I can’t create a relationship with God for my child.

It sounds so basic, right? Actually, at times I tend to think we ignore this one simple concept.

As a parent who feels like they have a serious responsibility to raise up children that love God with all of their heart, I tend to feel like it’s all on me.

I have to say all the right things, do all the right things, create the perfect environment for my child to do the right things. Do you ever feel that pressure as a mom?

Raising Children Who Truly Follow God (It's Not All About You)

A few weeks ago we had a guest minister come and preach at our church. My 11 year old son came home and quietly followed me into my bedroom. He sat down on my bed and said he wanted to talk. Some things that were said in the sermon really stood out to him, and he felt like parts of the sermon were life changing to him.

You know what?

They were.

I spent 11 years, pouring myself into this child, trying to train him up in the way he should go, and it took 45 minutes of hearing someone expound the word of God to really change him. 

The following week Israel was practically perfect. He worked so hard on getting along with his siblings, he was respectful to Sean and me, and he was reading his scriptures without being told. He received so many good checks on his obedience chart from Character Badges!

It helped me to understand -you can’t force these things to happen. You can encourage them, pray for them, spend hours talking to them about the right and wrong way, but ultimately God has to reach down and touch their hearts.

I find it interesting that all of my children heard the same sermon, but only one was really touched by it. The rest left and it was just, well, it was just another sermon. You never know what will touch your child, but we have to keep providing opportunities for these life changing experiences to take place, don’t we?

I’m not writing this to encourage moms to sit back and do nothing now. You can’t count on these experiences to happen despite yourself; but be open to letting your children be instructed and changed by people other than yourself, and by situations your not responsible for.

This being said, I’m still grateful for the resources I have used thus far. This isn’t an all or nothing post.

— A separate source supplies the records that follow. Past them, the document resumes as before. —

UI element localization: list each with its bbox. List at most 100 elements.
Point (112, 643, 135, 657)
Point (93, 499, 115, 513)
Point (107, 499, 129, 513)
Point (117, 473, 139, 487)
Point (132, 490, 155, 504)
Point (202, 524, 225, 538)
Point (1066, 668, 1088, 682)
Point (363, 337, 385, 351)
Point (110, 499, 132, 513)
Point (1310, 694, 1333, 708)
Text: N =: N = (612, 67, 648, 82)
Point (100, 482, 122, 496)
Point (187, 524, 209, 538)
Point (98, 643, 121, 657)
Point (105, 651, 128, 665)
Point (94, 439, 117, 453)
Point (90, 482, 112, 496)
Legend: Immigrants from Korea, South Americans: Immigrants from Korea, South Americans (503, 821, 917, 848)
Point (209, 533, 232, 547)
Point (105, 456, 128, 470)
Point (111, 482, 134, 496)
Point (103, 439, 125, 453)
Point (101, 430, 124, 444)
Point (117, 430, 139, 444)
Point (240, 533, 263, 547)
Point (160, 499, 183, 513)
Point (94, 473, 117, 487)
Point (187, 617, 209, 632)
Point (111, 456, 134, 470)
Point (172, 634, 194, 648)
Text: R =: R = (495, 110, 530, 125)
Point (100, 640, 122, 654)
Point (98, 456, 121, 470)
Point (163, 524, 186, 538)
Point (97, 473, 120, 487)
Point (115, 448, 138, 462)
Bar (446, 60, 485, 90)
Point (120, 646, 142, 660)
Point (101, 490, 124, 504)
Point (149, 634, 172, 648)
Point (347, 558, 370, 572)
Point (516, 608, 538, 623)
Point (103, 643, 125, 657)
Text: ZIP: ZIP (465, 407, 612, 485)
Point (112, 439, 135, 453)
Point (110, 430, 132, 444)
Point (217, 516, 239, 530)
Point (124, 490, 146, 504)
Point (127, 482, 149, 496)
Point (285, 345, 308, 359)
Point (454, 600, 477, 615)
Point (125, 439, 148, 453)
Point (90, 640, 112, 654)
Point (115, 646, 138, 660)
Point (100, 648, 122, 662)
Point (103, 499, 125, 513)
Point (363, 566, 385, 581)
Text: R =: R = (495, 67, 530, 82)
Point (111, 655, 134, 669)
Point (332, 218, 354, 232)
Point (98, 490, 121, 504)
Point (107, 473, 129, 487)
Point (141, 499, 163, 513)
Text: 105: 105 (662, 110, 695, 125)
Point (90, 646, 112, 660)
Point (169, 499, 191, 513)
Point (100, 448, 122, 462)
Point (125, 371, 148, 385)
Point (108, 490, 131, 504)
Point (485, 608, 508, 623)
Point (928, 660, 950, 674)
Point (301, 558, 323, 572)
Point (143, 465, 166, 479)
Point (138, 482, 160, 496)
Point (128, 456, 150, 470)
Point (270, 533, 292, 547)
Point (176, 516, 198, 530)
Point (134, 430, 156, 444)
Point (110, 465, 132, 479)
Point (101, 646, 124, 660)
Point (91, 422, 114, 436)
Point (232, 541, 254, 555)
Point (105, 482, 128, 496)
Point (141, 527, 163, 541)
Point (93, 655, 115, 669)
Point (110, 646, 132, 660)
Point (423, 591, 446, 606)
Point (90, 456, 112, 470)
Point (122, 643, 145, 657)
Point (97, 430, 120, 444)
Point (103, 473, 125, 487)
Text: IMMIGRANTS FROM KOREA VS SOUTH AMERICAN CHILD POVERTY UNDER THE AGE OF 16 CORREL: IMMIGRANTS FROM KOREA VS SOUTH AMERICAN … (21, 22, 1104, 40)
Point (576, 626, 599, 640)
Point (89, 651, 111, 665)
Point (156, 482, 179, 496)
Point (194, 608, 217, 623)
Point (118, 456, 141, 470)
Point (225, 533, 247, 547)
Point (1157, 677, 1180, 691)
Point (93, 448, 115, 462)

It’s mainly a post to encourage you mothers to keep praying for your children, recognizing that sometimes God is bigger than you think, and He will touch your child in a way outside of your plan.

With six children we have spent hours talking about getting along together. It is so exhausting to have children that fight and quarrel all day long. Some of my favorite studies we have done (and will do over again!) are My Brother’s Keeper, and Because I Said So. These teach obedience to parents, and a love for your siblings.

Learning to love your siblings God's way

These studies are great to do together before a school day starts, or in the evening as a family!

A Biblical study of obedience

While these studies are great, it can be easy to do one study and not have your child truly retain what they learn. This is where Character Badges comes in. It’s designed to help you daily build good habits in your children. I find this supports any studies out there you do, because it’s helping train your children in good habits such as respectfulness, diligence, helpfulness, obedience, kindness, etc.

https://characterbadges.com/shop/character-badges-complete-set

Take heart dear mother. You have a huge responsibility to raise your children in the Lord, but God is so merciful to send those who can come alongside us, and reinforce these things to our children, and even present them in a different way. Embrace this. Take courage that you are not alone. Teach your children to respect their pastor, teacher, or mentor over them. A change in your child’s heart might be right around the corner!